Chiral binuclear gold(I) phosphine complexes catalyze enantioselective intermolecular hydroarylation of allenes with indoles in high product yields (up to 90%) and with moderate enantioselectivities (up to 63% ee). Among the gold(I) complexes examined, better ee values were obtained with binuclear gold(I) complexes, which displayed intramolecular Au(I)-Au(I) interactions. The binuclear gold(I) complex 4c [(AuCl)(2)(L3)] with chiral biaryl phosphine ligand (S)-(-)-MeO-biphep (L3) is the most efficient catalyst and gives the best ee value of up to 63%. Substituents on the allene reactants have a slight effect on the enantioselectivity of the reaction. Electron-withdrawing groups on the indole substrates decrease the enantioselectivity of the reaction. The relative reaction rates of the hydroarylation of 4-X-substituted 1,3-diarylallenes with N-methylindole in the presence of catalyst 4c [(AuCl)(2)(L3)]/AgOTf [L3 = (S)-(-)-MeO-biphep], determined through competition experiments, correlate (r(2) = 0.996) with the substituent constants σ. The slope value is -2.30, revealing both the build-up of positive charge at the allene and electrophilic nature of the reactive Au(I) species.

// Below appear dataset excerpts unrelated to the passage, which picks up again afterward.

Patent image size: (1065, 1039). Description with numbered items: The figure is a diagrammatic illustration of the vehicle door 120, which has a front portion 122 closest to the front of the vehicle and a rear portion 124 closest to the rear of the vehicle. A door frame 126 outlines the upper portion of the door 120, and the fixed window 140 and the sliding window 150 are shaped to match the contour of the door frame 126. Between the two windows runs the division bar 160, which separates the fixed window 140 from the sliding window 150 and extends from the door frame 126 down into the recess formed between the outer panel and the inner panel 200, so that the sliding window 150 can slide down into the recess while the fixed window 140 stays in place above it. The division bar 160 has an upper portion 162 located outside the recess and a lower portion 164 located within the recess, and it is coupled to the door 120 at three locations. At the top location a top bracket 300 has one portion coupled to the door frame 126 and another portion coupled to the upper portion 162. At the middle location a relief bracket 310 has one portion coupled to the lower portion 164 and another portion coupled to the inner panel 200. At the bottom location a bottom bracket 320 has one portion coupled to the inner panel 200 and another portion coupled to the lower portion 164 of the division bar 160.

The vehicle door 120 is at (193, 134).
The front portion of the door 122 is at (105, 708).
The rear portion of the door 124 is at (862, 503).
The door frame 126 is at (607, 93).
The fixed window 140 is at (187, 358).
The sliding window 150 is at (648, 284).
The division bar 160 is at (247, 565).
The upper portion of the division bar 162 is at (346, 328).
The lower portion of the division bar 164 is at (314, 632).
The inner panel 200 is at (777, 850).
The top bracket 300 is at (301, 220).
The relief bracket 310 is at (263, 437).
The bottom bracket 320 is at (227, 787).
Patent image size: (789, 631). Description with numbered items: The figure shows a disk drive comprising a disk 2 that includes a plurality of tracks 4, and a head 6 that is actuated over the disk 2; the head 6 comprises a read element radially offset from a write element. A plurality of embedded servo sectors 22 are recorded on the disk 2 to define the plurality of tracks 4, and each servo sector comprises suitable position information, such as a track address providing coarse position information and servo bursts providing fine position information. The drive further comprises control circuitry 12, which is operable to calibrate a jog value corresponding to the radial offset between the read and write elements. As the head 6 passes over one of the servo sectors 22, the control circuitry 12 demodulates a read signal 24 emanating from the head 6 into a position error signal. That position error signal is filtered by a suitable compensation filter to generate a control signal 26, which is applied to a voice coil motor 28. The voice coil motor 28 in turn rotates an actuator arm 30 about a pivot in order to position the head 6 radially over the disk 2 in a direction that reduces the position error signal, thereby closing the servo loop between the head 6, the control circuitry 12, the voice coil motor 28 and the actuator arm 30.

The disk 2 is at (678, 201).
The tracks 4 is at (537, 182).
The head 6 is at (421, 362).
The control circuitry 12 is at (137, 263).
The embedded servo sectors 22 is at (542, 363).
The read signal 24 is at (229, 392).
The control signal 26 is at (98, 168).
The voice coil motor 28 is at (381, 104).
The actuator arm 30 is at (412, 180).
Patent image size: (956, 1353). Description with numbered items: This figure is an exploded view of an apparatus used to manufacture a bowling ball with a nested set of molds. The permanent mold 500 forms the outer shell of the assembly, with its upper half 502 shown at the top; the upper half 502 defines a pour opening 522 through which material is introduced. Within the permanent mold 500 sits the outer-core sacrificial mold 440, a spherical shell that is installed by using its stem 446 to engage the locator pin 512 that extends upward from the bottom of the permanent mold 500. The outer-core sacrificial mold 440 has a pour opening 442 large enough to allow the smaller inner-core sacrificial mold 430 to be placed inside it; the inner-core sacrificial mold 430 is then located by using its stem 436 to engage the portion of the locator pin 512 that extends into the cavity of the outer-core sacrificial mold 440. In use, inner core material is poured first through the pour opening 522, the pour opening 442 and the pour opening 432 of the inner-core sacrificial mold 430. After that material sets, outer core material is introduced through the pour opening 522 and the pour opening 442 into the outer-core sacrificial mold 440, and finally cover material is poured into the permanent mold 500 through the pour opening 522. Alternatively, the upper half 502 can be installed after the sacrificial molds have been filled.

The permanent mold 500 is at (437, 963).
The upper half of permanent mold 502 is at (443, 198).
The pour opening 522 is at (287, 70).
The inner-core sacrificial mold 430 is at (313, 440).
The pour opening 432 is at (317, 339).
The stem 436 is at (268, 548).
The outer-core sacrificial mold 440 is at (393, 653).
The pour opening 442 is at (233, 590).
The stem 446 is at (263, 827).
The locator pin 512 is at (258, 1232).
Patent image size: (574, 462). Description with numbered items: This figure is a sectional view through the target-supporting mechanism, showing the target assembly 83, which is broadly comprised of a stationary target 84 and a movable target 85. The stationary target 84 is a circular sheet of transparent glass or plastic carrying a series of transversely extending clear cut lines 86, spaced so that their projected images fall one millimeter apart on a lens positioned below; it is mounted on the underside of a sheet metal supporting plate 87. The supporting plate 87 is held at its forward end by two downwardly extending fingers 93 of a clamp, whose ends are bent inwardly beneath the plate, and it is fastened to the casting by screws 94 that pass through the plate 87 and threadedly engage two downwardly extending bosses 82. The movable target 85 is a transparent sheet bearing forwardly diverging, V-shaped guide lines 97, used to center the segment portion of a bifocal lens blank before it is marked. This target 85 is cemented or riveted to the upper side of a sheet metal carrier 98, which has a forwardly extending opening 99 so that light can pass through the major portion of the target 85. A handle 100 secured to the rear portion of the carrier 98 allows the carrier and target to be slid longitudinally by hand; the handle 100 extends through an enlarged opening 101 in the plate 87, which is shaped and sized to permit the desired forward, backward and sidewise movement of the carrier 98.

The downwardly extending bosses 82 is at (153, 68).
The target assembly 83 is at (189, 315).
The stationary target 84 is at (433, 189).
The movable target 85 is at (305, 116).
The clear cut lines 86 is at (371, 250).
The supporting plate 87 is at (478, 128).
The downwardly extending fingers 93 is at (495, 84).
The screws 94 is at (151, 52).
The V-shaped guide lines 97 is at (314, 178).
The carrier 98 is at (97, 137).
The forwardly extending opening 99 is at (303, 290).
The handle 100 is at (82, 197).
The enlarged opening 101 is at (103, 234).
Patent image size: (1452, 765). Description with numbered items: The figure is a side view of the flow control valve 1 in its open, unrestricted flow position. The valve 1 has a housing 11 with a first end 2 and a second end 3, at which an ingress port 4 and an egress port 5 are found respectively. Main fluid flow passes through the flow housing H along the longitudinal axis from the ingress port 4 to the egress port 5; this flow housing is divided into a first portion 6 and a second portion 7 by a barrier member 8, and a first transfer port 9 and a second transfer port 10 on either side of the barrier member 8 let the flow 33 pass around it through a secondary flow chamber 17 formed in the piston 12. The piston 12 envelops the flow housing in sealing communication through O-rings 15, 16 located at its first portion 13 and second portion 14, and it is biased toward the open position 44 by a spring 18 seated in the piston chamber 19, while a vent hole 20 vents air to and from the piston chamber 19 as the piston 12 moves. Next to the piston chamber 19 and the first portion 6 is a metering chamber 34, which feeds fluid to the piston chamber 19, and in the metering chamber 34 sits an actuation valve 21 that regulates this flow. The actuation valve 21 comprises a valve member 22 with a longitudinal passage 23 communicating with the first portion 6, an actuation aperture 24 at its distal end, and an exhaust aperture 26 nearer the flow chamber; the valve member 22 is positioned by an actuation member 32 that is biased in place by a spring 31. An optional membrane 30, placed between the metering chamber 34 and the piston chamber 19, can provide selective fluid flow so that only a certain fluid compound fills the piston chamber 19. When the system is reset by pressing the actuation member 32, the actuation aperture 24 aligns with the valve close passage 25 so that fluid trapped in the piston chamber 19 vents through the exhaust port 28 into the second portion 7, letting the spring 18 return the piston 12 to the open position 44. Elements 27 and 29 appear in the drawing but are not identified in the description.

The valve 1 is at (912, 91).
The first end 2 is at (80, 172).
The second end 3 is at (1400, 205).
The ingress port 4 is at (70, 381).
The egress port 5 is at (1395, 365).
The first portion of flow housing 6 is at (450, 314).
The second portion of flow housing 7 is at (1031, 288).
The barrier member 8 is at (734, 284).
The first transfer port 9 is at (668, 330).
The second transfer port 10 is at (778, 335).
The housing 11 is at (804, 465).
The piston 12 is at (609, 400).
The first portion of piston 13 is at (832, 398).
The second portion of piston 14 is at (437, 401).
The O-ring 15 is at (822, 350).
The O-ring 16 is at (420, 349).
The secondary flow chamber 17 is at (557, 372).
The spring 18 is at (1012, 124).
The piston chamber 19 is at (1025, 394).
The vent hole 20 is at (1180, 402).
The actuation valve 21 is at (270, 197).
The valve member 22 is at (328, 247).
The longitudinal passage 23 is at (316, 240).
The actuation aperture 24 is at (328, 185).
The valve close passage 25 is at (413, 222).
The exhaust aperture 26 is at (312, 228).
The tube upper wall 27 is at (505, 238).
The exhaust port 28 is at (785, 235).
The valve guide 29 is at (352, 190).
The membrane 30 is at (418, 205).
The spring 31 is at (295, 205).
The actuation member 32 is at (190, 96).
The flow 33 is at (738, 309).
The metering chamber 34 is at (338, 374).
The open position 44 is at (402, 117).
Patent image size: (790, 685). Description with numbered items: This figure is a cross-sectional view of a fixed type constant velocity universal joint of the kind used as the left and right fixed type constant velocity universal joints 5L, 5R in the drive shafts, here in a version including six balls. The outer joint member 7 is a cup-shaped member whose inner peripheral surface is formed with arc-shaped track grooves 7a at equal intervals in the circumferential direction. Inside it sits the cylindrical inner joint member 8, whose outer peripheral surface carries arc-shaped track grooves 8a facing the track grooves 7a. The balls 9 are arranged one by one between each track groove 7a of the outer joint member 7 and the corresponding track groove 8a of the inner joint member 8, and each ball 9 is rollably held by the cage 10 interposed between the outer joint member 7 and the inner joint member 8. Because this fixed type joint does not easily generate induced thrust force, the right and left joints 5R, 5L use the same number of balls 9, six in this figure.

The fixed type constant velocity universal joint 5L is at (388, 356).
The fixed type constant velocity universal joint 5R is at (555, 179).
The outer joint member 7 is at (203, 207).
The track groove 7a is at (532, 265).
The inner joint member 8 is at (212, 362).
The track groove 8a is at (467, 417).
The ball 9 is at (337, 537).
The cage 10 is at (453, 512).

Two plausible reaction pathways were investigated by density functional theory calculations, one pathway involving intermolecular nucleophilic addition of free indole to aurated allene intermediate and another pathway involving intramolecular nucleophilic addition of aurated indole to allene via diaurated intermediate E2. Calculated results revealed that the reaction likely proceeds via the first pathway with a lower activation energy. The role of Au(I)-Au(I) interactions in affecting the enantioselectivity is discussed.